A graph that plots inflation against anything else will be a straight line too — if, again, the central bank is successfully targeting inflation.
That straight line can cause confusion, because it has the paradoxical effect of making a highly successful central bank look powerless. Increased demand for money balances pulls prices downward, so our perfect inflation-targeting central bank will have to match changes in that demand with changes in the money supply. Since it is doing so perfectly, however, it will look as though the money supply does not matter: Whether it grows fast or slow, inflation runs at 2 percent. It will look as though money demand does not matter either.

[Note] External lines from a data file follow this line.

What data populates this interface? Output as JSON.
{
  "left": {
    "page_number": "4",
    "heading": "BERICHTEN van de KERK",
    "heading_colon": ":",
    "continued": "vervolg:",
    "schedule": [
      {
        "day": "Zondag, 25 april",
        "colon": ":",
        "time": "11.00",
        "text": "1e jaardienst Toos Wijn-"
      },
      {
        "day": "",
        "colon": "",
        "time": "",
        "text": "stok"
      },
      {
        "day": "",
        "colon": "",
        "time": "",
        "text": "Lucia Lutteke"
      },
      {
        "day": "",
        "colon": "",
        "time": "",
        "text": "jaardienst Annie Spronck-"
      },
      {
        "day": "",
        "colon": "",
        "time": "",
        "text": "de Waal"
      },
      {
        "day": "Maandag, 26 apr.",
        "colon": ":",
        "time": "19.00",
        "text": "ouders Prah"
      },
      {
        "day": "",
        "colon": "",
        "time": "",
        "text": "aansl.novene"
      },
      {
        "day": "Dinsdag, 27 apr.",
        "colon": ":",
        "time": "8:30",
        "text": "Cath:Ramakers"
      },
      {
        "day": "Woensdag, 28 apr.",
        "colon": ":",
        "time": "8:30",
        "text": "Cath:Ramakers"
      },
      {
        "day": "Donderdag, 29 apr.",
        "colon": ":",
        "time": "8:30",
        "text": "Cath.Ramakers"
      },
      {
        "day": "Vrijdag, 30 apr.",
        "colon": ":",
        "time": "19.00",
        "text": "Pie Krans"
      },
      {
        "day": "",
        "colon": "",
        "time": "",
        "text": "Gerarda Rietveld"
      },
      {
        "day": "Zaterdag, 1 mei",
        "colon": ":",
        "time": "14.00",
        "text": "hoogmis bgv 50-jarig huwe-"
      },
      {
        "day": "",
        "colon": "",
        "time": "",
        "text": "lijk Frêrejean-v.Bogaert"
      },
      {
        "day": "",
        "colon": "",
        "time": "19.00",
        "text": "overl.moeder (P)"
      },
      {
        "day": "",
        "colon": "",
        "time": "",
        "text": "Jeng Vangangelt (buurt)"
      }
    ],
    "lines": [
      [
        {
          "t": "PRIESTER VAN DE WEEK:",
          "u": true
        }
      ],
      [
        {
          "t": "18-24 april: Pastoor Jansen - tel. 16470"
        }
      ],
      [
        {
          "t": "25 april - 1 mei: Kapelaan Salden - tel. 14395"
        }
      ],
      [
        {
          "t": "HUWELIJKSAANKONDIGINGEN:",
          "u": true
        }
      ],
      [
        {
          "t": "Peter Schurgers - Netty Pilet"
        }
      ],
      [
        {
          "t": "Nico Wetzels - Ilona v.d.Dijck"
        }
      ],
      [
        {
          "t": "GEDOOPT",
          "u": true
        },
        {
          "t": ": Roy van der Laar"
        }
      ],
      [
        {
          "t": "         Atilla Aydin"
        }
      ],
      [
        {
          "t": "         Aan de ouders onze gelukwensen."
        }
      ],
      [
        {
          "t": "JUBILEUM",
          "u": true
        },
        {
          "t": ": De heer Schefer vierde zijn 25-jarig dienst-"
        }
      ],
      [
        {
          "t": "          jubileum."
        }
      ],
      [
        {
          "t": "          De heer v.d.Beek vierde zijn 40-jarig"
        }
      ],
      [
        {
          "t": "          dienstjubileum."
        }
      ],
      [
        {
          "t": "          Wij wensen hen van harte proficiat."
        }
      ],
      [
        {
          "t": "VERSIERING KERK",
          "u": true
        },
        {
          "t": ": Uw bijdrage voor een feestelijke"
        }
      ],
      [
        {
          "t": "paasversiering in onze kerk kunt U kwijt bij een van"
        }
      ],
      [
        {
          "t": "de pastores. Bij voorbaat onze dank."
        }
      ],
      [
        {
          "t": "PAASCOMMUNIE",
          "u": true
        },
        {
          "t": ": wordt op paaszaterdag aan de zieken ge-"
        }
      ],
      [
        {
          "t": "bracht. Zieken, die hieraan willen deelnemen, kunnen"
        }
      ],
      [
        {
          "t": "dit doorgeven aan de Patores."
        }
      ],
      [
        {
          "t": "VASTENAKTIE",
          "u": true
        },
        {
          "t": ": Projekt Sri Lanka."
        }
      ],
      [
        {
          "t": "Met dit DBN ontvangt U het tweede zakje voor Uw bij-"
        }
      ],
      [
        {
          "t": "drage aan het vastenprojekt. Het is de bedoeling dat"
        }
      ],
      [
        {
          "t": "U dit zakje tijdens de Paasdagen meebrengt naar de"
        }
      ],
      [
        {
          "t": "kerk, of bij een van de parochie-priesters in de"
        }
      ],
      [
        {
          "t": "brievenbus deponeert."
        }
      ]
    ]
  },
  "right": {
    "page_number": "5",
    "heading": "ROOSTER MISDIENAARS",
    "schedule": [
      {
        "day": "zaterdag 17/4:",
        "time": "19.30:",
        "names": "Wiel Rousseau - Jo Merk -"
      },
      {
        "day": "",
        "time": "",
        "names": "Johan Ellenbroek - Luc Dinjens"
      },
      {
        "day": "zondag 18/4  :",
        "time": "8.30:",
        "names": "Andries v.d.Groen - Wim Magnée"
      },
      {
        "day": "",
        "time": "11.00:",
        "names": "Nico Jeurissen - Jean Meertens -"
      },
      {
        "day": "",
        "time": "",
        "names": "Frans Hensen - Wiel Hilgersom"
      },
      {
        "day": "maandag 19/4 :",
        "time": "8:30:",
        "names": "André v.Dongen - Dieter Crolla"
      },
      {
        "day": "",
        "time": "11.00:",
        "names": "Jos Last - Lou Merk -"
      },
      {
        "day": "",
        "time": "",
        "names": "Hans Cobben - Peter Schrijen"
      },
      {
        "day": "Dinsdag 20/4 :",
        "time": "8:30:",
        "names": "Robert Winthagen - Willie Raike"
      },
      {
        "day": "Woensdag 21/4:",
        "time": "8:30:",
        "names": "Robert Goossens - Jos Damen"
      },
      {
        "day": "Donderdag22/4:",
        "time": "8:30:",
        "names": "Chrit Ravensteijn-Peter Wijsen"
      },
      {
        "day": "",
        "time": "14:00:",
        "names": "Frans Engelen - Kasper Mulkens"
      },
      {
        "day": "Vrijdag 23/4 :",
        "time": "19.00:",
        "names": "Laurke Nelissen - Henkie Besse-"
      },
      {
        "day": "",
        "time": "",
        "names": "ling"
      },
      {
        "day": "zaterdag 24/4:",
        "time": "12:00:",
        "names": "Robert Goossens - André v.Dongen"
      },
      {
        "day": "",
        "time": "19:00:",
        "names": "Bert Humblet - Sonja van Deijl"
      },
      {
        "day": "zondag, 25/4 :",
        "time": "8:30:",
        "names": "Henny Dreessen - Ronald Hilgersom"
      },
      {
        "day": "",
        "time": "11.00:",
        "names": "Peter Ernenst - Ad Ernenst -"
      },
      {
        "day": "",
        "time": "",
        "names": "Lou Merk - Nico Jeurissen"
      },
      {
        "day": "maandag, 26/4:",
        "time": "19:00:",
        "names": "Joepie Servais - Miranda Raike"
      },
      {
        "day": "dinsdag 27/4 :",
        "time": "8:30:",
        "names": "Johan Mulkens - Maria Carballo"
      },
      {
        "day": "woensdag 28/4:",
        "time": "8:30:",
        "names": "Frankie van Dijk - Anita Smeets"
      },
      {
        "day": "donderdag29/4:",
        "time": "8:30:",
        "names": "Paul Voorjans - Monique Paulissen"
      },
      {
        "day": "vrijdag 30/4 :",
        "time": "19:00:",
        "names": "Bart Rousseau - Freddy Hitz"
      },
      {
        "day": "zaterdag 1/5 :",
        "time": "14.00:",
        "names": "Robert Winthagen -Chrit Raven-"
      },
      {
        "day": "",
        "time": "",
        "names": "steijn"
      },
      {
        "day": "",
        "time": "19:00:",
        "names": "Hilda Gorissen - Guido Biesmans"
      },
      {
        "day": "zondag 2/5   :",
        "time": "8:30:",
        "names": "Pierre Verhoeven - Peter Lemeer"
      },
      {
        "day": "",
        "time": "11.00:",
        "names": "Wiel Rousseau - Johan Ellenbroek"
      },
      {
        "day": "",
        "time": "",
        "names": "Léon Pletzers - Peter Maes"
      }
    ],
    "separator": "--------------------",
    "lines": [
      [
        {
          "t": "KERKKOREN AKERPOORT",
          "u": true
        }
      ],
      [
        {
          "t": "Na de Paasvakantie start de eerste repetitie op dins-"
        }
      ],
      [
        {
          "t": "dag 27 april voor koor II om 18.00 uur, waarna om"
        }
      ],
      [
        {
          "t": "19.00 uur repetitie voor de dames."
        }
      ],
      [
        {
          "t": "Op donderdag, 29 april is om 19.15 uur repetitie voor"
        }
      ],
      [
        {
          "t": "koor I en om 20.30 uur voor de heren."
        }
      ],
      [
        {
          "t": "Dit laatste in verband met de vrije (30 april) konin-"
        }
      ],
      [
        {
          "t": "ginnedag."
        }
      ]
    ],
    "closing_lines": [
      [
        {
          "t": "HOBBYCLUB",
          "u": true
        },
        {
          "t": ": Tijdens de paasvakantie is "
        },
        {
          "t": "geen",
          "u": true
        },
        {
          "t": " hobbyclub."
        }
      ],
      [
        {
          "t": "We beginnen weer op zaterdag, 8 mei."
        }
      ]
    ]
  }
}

Monetary economist Nick Rowe has occasionally borrowed Milton Friedman’s analogy of the central bank as thermostat to illustrate the point. If everything is working well, we should not see any correlation between how hard the air conditioner is working and the temperature inside the house. From just looking at the data, we might get a completely mistaken understanding of the underlying causal relationships. We might think that the more power the air conditioner uses, the higher the outside temperature goes. We might think that the air conditioner has no effect on the temperature.
One reason monetary policy engenders so much confusion is that we are prone to making just this kind of mistake. A case in point: Several decades into a worldwide regime of inflation-targeting central banking, we’re still trying to figure out why our “standard model” of the relationship between unemployment and inflation has broken down.